また、現場で働く保育士、先生たちが今回の無償化についてどう感じているのかも気になるところです。そこで今回は、関係者たちの声をまとめるとともに、幼保無償化について改めて解説します。
(取材・文/みらいハウス 野呂知子)
幼保無償化に対する、ママ・パパたちのリアルな声
まずは、幼保無償化の取り組みについて、子どもを預ける側のママ、パパたちはどう考えているのかについて。未就学児から小学生までのお子さんを持つママ、パパを対象に、「幼保無償化について、どのように考えていますか?」というアンケート調査を行いました(みらいハウス実施/有効回答数39 )。
そのときのアンケート結果を一部ご紹介します。なおこちらのアンケートは、幼保無償化実施前に行われたものとなります。
賛成意見の一例
「個人的には無償化よりも保育士さんの待遇を改善してほしいと思っていますが、通園のための費用に補助が出るのであれば、活用したいです」
「幼稚園に入園させたいと思っています。幼保無償化でそこそこ補助が出るので、貯金もできるし、かなり助かります」
「幼保無償化は、何かと出費の多い子育て世帯にはいいのではないでしょうか」
「利用者としては費用負担が少ないほうがありがたいので賛成。ただ、区別のない公正な無償化と、ほかの部分でしわ寄せがこないような状態に期待したい」
反対意見の一例
「幼保無償化で、幼稚園や保育園で働く人の環境や待遇の改善がおろそかにならないか心配です。幼児教育の現場で働くことに誇りを持てるような職場になってほしい」
「タダだったら幼稚園に入れようと思うお母さんが増えるとなると、幼稚園でもいいから預けて働きたいというお母さんたちが、子どもを希望の幼稚園に入れられずあふれてしまうのではないかと心配です」
「金銭的にはありがたいですが、働きやすさはあまり変わらないのではないでしょうか。幼稚園も無償化となると、お金がかからないぶん、逆に働く女性は若干減るかもしれないですね」
現場で働く保育士から厳しい意見も
子どもを預ける親たちの意見は賛否わかれるものの、無償化による金銭的な負担減にはおおむね好意的な声がほとんどでした。一方で、実際に働くかたたちはどう考えているのか?ここでは、東京都内にある私立保育所(企業主導型)で働く、20代の女性保育士にお話をうかがいました。
なお、この意見はあくまで一例であり、業界全体の意見でないことを先にお断りしておきます。
保育士の環境は変わらず、制度に疑問(20代・女性保育士)
結論として、無償化になったことで保育士としては今までと環境が変わることはいっさいありません。手続きのお手紙を配布したり、保護者のかたからのお問い合わせに答えたりする程度です。

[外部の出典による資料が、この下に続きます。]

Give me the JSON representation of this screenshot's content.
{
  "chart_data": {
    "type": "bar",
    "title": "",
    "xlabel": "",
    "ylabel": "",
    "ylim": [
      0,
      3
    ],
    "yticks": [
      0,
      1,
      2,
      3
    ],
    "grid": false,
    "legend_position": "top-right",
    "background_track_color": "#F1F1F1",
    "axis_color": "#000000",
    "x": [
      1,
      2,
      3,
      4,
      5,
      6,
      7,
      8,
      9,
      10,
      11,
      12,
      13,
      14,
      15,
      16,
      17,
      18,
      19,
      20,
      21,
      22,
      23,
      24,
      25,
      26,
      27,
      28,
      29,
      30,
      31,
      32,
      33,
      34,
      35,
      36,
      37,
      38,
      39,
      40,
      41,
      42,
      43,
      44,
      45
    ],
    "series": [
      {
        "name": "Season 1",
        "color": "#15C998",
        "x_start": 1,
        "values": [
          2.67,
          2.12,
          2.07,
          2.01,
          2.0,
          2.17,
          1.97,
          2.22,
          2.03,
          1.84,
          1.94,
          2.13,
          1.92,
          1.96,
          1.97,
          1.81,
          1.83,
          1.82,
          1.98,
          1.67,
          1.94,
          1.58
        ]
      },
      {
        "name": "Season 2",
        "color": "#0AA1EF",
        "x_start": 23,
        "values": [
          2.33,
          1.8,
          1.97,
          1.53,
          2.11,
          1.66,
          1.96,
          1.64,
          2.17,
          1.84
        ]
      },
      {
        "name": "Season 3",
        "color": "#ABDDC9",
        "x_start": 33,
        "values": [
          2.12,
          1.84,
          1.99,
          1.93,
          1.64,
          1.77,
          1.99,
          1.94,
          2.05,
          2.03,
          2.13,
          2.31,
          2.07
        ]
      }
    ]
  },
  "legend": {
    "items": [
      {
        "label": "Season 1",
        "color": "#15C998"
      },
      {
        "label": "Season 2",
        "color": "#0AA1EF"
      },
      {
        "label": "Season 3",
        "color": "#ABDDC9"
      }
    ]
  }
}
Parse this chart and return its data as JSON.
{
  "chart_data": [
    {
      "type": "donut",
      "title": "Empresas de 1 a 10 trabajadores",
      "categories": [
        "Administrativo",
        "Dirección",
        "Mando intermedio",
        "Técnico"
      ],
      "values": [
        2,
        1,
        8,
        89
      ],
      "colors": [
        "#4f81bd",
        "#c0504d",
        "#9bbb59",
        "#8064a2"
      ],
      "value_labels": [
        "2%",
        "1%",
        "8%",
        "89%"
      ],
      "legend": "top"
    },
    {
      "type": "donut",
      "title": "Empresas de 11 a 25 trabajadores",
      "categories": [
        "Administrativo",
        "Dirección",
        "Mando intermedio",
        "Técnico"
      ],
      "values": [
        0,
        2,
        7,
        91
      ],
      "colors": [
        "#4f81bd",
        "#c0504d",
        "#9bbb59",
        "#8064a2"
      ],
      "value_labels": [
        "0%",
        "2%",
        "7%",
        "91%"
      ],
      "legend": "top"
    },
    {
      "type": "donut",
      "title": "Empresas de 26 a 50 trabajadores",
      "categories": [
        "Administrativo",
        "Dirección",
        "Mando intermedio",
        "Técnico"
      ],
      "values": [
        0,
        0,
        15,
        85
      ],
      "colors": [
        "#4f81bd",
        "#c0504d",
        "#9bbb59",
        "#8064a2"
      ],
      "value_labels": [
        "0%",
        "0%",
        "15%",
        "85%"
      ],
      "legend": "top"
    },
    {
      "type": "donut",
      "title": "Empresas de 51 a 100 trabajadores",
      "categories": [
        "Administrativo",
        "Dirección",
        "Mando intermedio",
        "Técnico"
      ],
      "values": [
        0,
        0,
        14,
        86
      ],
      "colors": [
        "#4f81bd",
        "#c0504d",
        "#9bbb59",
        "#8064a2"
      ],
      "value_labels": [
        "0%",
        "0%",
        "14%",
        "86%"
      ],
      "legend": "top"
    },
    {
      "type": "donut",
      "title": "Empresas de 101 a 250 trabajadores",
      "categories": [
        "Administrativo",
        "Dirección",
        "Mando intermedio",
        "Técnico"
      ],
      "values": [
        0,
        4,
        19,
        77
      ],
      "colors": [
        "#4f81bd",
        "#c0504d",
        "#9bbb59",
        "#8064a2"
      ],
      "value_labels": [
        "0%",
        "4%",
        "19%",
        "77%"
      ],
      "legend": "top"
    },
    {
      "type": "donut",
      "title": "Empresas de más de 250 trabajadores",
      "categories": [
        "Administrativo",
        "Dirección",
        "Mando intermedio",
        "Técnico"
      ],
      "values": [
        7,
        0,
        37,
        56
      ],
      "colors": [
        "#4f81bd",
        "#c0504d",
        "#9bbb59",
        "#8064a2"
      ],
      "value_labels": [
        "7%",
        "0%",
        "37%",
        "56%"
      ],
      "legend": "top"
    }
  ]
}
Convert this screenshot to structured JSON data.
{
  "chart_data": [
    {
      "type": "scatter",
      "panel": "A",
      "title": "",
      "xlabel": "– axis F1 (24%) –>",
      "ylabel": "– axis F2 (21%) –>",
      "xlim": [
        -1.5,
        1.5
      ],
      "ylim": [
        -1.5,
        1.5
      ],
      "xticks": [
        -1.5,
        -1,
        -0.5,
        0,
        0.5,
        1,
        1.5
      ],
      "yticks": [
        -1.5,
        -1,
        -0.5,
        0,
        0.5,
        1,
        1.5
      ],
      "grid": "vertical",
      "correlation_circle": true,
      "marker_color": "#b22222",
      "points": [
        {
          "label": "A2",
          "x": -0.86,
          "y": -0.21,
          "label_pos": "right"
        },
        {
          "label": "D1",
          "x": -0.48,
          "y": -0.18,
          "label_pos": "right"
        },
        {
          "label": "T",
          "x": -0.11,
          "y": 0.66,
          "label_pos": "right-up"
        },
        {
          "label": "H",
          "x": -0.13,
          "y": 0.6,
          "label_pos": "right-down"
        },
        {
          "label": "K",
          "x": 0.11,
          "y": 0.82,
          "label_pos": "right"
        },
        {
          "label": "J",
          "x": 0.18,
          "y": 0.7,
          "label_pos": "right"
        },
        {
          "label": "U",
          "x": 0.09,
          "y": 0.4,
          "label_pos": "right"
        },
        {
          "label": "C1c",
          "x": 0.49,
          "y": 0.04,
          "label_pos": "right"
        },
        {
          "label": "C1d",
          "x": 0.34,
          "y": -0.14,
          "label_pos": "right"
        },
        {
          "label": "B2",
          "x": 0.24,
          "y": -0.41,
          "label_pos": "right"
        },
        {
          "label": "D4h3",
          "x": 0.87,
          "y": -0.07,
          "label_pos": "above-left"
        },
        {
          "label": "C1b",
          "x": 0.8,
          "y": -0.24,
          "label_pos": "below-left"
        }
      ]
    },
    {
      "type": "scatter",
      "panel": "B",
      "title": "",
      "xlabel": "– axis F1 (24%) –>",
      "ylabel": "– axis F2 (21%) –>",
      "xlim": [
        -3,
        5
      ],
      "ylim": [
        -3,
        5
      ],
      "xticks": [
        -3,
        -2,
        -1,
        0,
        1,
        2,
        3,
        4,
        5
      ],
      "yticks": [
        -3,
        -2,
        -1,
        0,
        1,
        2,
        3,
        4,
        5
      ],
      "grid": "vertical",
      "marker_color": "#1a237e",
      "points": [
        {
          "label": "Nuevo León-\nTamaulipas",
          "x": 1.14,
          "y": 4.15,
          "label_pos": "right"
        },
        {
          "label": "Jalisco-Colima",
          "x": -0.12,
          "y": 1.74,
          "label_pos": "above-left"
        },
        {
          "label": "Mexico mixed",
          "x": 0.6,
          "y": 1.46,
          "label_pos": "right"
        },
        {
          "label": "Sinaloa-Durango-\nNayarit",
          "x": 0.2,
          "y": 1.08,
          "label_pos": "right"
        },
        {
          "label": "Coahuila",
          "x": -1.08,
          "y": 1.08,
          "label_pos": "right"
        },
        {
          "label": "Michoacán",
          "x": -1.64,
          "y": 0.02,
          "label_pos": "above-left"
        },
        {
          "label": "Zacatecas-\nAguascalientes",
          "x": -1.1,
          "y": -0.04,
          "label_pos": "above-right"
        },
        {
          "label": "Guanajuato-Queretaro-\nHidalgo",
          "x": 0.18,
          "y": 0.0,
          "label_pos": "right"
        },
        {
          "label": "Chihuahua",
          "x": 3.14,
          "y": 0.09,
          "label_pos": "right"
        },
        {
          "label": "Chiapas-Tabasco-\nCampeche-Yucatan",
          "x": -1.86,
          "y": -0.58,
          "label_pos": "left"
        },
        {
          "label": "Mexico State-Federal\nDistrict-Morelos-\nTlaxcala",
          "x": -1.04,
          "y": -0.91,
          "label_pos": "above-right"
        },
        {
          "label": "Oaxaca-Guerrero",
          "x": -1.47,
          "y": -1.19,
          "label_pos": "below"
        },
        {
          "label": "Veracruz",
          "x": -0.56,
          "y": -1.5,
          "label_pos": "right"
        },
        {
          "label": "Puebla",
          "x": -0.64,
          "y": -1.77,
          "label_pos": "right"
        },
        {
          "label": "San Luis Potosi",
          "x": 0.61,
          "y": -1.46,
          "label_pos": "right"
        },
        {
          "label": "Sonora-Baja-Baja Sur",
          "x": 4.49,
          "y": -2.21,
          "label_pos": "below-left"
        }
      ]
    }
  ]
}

幼児教育を利益の出るものと考え、保育園の立ち上げに参加し始める企業が増えるのなら、保育の質は落ちていくでしょう。これは無償化だけでなく、企業主導型の保育園に助成金が積極的に支給されていることも原因の一つになると思います。
幼稚園は教育で保育園は福祉施設と、そもそもの目的が違います。子育てがむずかしく預けざるを得ないご家庭のお子さんが行くのが保育園。収入に伴って支払う料金も違うため、たくさん収入を得て働くかたは、その額に見合った料金を支払います。そのお金に糸目をつけたいと願ったかたはいないはず。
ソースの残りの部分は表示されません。